The Joint Effort for Data assimilation Integration (JEDI) is one multi-agency initiative in the US addressing this challenge and aims to develop a unified community data assimilation system where the initial conditions for the forecast model are estimated from meteorological observations.
Unlike other such systems, the JEDI approach will be modular, which improves the flexibility, readability, maintenance, optimisation and testing of the code. The EMC is one of the central partners for JEDI, and Farrar said: ‘We are trying to lower the barriers between coding and science so our scientists can spend more time focussing on the science, rather than rewriting or maintaining code. This allows us to be more efficient and develop a better scientific model.’
The need to free scientists to do science is a global requirement. For example, STFC (Science and Technology Facilities Council) is collaborating with the Met Office on its next-gen atmosphere model. STFC is developing a code generation system, called PSyclone, to help a user parallelise and optimise the code for a particular architecture.
This automation has enabled the UK Met Office’s prototype dynamical core to go from serial execution to running on more than 250,000 cores with no change to the scientific code base.
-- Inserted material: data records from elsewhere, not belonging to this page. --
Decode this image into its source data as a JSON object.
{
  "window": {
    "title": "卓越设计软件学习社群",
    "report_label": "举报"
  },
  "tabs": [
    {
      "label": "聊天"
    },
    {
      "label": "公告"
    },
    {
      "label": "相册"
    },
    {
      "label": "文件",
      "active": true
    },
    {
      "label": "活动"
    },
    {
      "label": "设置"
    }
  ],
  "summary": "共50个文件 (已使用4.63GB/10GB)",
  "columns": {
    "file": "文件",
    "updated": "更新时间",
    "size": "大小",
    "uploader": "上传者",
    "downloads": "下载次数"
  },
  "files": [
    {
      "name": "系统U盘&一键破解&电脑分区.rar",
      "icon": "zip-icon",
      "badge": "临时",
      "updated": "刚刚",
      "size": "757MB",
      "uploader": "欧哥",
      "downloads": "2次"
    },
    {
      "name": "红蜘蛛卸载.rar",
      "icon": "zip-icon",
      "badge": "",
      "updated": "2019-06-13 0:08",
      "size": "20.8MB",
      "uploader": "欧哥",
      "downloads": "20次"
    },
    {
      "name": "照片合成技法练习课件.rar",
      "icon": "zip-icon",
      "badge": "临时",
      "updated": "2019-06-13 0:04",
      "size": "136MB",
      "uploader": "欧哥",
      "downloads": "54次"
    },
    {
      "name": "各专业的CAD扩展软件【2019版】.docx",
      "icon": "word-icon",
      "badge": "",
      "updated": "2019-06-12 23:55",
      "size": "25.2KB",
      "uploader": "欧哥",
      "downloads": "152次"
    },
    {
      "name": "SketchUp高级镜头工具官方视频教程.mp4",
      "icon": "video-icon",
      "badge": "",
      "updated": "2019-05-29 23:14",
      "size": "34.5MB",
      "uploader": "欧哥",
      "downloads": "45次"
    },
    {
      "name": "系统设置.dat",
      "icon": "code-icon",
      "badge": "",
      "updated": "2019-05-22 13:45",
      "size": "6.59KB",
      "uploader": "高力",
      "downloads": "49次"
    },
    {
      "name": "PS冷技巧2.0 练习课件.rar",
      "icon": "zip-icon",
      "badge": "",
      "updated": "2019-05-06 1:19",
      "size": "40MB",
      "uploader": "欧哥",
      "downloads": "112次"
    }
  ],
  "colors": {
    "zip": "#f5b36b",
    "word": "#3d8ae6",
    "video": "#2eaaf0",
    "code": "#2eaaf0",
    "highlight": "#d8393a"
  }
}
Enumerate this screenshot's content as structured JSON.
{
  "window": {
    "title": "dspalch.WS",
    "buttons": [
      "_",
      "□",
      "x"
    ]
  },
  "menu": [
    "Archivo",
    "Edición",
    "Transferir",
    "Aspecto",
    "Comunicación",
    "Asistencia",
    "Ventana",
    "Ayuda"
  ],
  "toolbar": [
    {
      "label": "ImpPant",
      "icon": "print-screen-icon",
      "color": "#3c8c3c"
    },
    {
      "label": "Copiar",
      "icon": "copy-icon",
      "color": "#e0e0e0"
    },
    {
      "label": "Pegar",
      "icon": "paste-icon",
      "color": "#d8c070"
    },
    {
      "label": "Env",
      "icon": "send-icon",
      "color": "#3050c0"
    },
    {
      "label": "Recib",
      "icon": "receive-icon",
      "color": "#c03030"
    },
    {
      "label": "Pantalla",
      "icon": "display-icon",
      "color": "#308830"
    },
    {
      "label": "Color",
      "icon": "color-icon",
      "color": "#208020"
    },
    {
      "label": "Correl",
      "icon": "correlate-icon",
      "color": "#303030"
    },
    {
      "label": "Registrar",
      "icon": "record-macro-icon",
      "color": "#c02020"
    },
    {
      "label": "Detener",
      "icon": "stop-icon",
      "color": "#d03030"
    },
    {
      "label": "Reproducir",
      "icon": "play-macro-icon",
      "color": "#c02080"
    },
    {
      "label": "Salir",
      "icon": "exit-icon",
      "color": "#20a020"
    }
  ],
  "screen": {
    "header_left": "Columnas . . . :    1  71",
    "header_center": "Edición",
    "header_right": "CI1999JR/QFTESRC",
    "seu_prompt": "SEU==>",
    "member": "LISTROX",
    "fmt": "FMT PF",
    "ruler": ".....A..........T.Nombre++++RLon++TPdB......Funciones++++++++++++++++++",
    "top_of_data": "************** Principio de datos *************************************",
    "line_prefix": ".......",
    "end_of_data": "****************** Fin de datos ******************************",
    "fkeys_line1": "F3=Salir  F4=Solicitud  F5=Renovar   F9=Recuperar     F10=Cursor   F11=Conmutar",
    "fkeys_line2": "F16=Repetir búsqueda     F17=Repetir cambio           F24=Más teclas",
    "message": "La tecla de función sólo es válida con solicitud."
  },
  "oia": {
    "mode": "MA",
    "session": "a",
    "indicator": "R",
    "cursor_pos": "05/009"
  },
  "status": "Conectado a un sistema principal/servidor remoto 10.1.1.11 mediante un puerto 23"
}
STFC is now exploring opportunities to make PSyclone available for other science and technology industries.
Luke Mason, who leads the High Performance Software Engineering Group at STFC, said: ‘PSyclone is a powerful tool that facilitates scientists and HPC experts collaborating to combine cutting edge science with the latest in HPC capabilities. In addition to our work with the Met Office we are seeking to extend PSyclone’s functionality to benefit a broad range of science and engineering disciplines.’
So, whatever the weather, the forecast for supercomputing is good. Optimisation tools and efficiencies are improving to free scientists to come up with increasingly innovative modelling and simulation techniques.